1Peter 2:9,12 - “But you are a chosen people, a royal priesthood, a holy nation, a people belonging to God, THAT you may declare the praises of him who called you out of darkness into his wonderful light.” “Live such good lives among the pagans that...they may see your good deeds and glorify God on the day he visits us.”
Our daughter Emily was sharing earlier this week some of the “good deeds” being accomplished through the LuluTree. Someone donated the boring of a well to provide clean water. Teen moms in Uganda were being mistreated and shamed, but now someone has donated the use of a building, and Christian teachers are donating their time to teach the teen moms, while other Lulu mamas help provide babysitting. Those “good deeds” are making a noticeable difference in those communities.
But there needs to be a philosophical basis for our belief, principles and mental categories by which we can “make sense of” our place in God’s story, a frame of reference by which to give order and meaning to our worldview. In the next section Jesus describes the relationship of His New Covenant to the Old one. God’s revelation and word are still authoritative; but how will Christ’s followers interpret and apply it if not the same as the religious experts of the day, the scribes and Pharisees?
Jesus makes it clear He has not come to replace or dismiss the Old Covenant writings, but to complete them. Vv17f “Do not think that I have come to abolish the Law or the Prophets; I have not come to abolish them but to fulfill them.I tell you the truth, until heaven and earth disappear, not the smallest letter, not the least stroke of a pen, will by any means disappear from the Law until everything is accomplished.”
Such a grave warning not to treat the Old Testament with disrespect or as irrelevant! Not a “jot” will drop out – Hebrew “yod”, the smallest letter of the alphabet; not the least stroke of a pen (like an apostrophe) will go missing, until ALL is completed / fulfilled / accomplished.
Jesus has such great respect for the authority and lasting relevance of Scripture! Do you? His affirmation here goes along with some others. Psalm 119:89 “Your word, O LORD, is eternal; it stands firm in the heavens.” Isaiah 40:8 “The grass withers and the flowers fall, but the word of our God stands forever.” God’s word is more permanent than the physical world and sky you see around you. Become familiar with it, fluent in its phrases.
However, we do not worship the Bible; we worship its Author. We worship Jesus, the divine Word that was from the very beginning with God, which became flesh (John 1:1,14). So we interpret Scripture through Jesus, God’s express self-revelation. And right here Jesus explains He has come to “fulfill” the Law and the Prophets. The Jewish tabernacle and temple and sacrificial system was “pointing ahead” to Jesus, in Whom it was ‘accomplished’, completed. As Hebrews makes clear, the Old Testament precursors were “an illustration for the present time”, “copies of the heavenly things”, “only a shadow” (Heb 9:9,23, 10:1). As the Jerusalem Council made clear, Gentiles are not required to follow Jewish rituals such as male circumcision and dietary regulations (Acts 15:28f). Mark 7:19 notes, “Jesus declared all foods ‘clean’ – shocking!

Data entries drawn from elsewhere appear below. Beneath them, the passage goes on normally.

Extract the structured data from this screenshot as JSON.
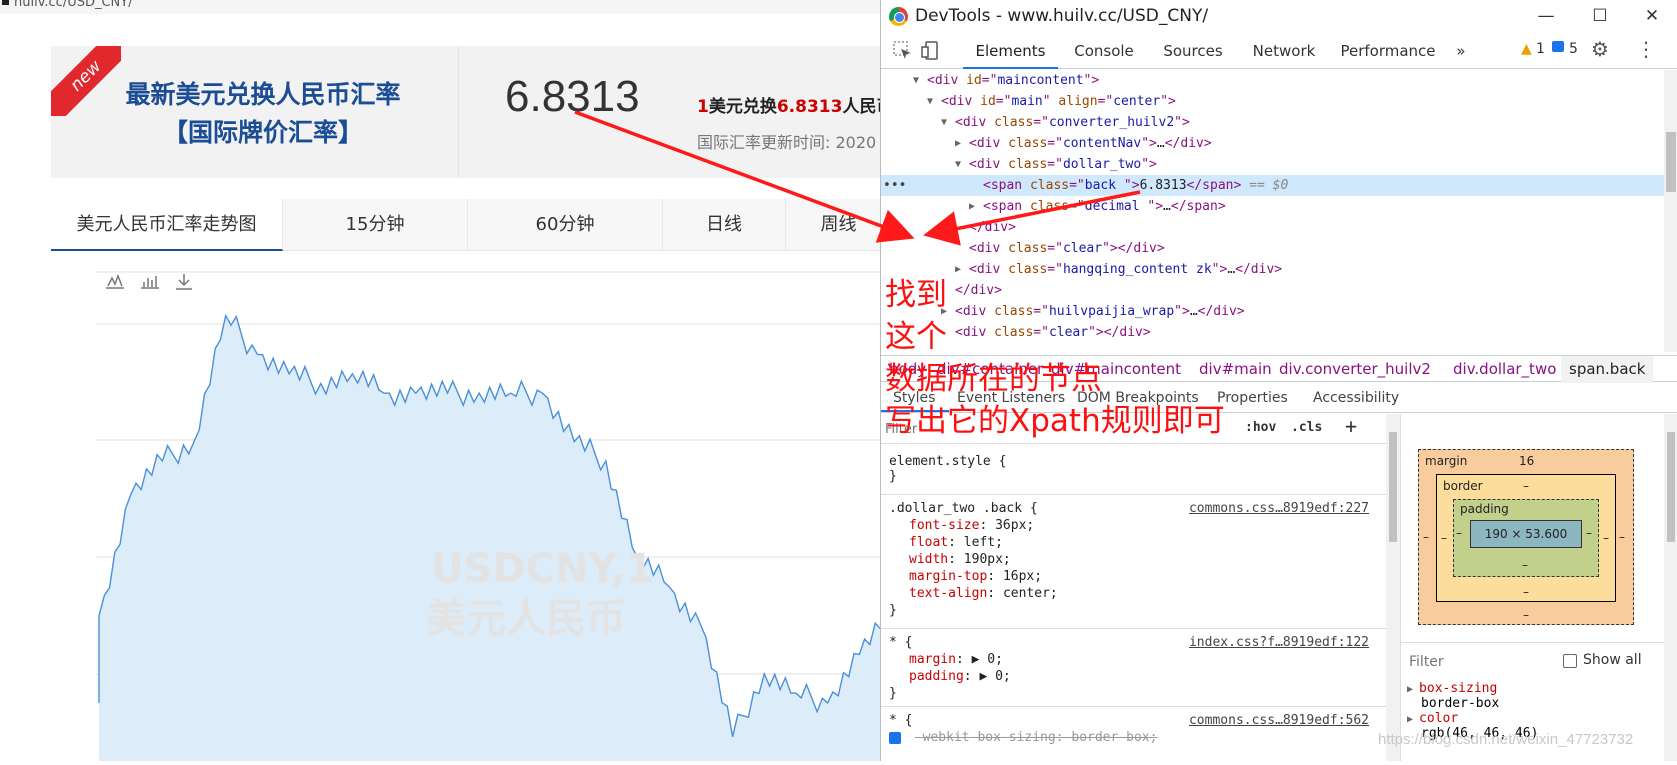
{
  "browser": {
    "url_fragment": "huilv.cc/USD_CNY/"
  },
  "site": {
    "badge": "new",
    "title_line1": "最新美元兑换人民币汇率",
    "title_line2": "【国际牌价汇率】",
    "rate": "6.8313",
    "desc_one": "1",
    "desc_mid": "美元兑换",
    "desc_rate": "6.8313",
    "desc_tail": "人民币",
    "update_time": "国际汇率更新时间: 2020",
    "tabs": [
      "美元人民币汇率走势图",
      "15分钟",
      "60分钟",
      "日线",
      "周线"
    ],
    "chart_watermark_1": "USDCNY,1",
    "chart_watermark_2": "美元人民币"
  },
  "chart_data": {
    "type": "area",
    "title": "",
    "xlabel": "",
    "ylabel": "",
    "x": [
      0,
      4,
      8,
      12,
      16,
      20,
      24,
      28,
      32,
      36,
      40,
      44,
      48,
      52,
      56,
      60,
      64,
      68,
      72,
      76,
      80,
      84,
      88,
      92,
      96,
      100
    ],
    "values": [
      0.3,
      0.55,
      0.62,
      0.66,
      0.92,
      0.84,
      0.8,
      0.78,
      0.8,
      0.76,
      0.76,
      0.76,
      0.76,
      0.76,
      0.76,
      0.66,
      0.62,
      0.42,
      0.36,
      0.28,
      0.05,
      0.18,
      0.14,
      0.12,
      0.22,
      0.3
    ],
    "color": "#4a90d9"
  },
  "devtools": {
    "title": "DevTools - www.huilv.cc/USD_CNY/",
    "tabs": [
      "Elements",
      "Console",
      "Sources",
      "Network",
      "Performance",
      "»"
    ],
    "warn_count": "1",
    "msg_count": "5",
    "dom_lines": [
      {
        "indent": 0,
        "arrow": "▼",
        "tag": "div",
        "attr": "id",
        "val": "maincontent",
        "rest": ""
      },
      {
        "indent": 1,
        "arrow": "▼",
        "tag": "div",
        "attr": "id",
        "val": "main",
        "extra_attr": "align",
        "extra_val": "center",
        "rest": ""
      },
      {
        "indent": 2,
        "arrow": "▼",
        "tag": "div",
        "attr": "class",
        "val": "converter_huilv2",
        "rest": ""
      },
      {
        "indent": 3,
        "arrow": "▶",
        "tag": "div",
        "attr": "class",
        "val": "contentNav",
        "rest": "…</div>"
      },
      {
        "indent": 3,
        "arrow": "▼",
        "tag": "div",
        "attr": "class",
        "val": "dollar_two",
        "rest": ""
      },
      {
        "indent": 4,
        "arrow": "",
        "tag": "span",
        "attr": "class",
        "val": "back ",
        "rest": "6.8313</span>",
        "selected": true,
        "eq": "== $0"
      },
      {
        "indent": 4,
        "arrow": "▶",
        "tag": "span",
        "attr": "class",
        "val": "decimal ",
        "rest": "…</span>"
      },
      {
        "indent": 3,
        "arrow": "",
        "tag": "/div",
        "attr": "",
        "val": "",
        "rest": ""
      },
      {
        "indent": 3,
        "arrow": "",
        "tag": "div",
        "attr": "class",
        "val": "clear",
        "rest": "</div>"
      },
      {
        "indent": 3,
        "arrow": "▶",
        "tag": "div",
        "attr": "class",
        "val": "hangqing_content zk",
        "rest": "…</div>"
      },
      {
        "indent": 2,
        "arrow": "",
        "tag": "/div",
        "attr": "",
        "val": "",
        "rest": ""
      },
      {
        "indent": 2,
        "arrow": "▶",
        "tag": "div",
        "attr": "class",
        "val": "huilvpaijia_wrap",
        "rest": "…</div>"
      },
      {
        "indent": 2,
        "arrow": "",
        "tag": "div",
        "attr": "class",
        "val": "clear",
        "rest": "</div>"
      }
    ],
    "breadcrumbs": [
      "body",
      "div#container",
      "div#maincontent",
      "div#main",
      "div.converter_huilv2",
      "div.dollar_two",
      "span.back"
    ],
    "subtabs": [
      "Styles",
      "Event Listeners",
      "DOM Breakpoints",
      "Properties",
      "Accessibility"
    ],
    "filter_placeholder": "Filter",
    "hov": ":hov",
    "cls": ".cls",
    "plus": "+",
    "element_style": "element.style {",
    "close_brace": "}",
    "rule1_selector": ".dollar_two .back {",
    "rule1_src": "commons.css…8919edf:227",
    "rule1_props": [
      {
        "name": "font-size",
        "value": "36px;"
      },
      {
        "name": "float",
        "value": "left;"
      },
      {
        "name": "width",
        "value": "190px;"
      },
      {
        "name": "margin-top",
        "value": "16px;"
      },
      {
        "name": "text-align",
        "value": "center;"
      }
    ],
    "rule2_selector": "* {",
    "rule2_src": "index.css?f…8919edf:122",
    "rule2_props": [
      {
        "name": "margin",
        "value": "▶ 0;"
      },
      {
        "name": "padding",
        "value": "▶ 0;"
      }
    ],
    "rule3_selector": "* {",
    "rule3_src": "commons.css…8919edf:562",
    "rule3_prop": "-webkit-box-sizing: border-box;",
    "box": {
      "margin_label": "margin",
      "margin_top": "16",
      "border_label": "border",
      "padding_label": "padding",
      "dash": "–",
      "content": "190 × 53.600"
    },
    "computed_filter": "Filter",
    "show_all": "Show all",
    "computed": [
      {
        "name": "box-sizing",
        "value": "border-box"
      },
      {
        "name": "color",
        "value": "rgb(46, 46, 46)"
      }
    ]
  },
  "annotation": {
    "line1": "找到",
    "line2": "这个",
    "line3": "数据所在的节点",
    "line4": "写出它的Xpath规则即可"
  },
  "watermark": "https://blog.csdn.net/weixin_47723732"
}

Paul sees the Law as a schoolmaster appointed to bring us to Christ (Galatians 3:24): a sort of tracker or scoreboard register to identify sin, that we fall short of God’s standard and need forgiveness. In steps Christ, to provide what the Old Testament was pointing towards. Romans 10:4 “Christ is the end of the law so that there may be righteousness for everyone who believes.” Those who trust ‘into’ Him are accounted righteous, justified, deemed acceptable to God, sins washed away. So the OT was pointing ahead to Jesus, and to the new humanity He would make possible. Romans 8:4 “[God sent His Son / condemned sin in sinful man] in order that the righteous requirements of the law might be fully met in us, who do not live according to the sinful nature but according to the Spirit.” Who’s the OT pointing toward? Jesus, who came to fulfill the Law and the Prophets. WHO ELSE? “US!” who live ‘according to the Spirit’. In YOU – living, acting, breathing Christ-followers – the righteous requirements of the law are FULLY MET. The aim or object of God’s written word is the creation of people who are living according to His Spirit.
We DELIGHT in God’s law, and show that by obeying it at a DEEPER level. Who does Jesus say is “great” in the kingdom of heaven, v19? “Whoever practices and teaches these commands.” His purpose is to create a people walking by God’s Spirit, living out God’s principles. Paul urges the church, Php 3:17 “Join with others in following my example, brothers, and take note of those who live according to the pattern we gave you.” Php 4:9 “Whatever you have learned or received or heard from me, or seen in me— put it into practice. And the God of peace will be with you.” Titus 3:8 “I want you to stress these things, so that those who have trusted in God may be careful to devote themselves to doing what is good.”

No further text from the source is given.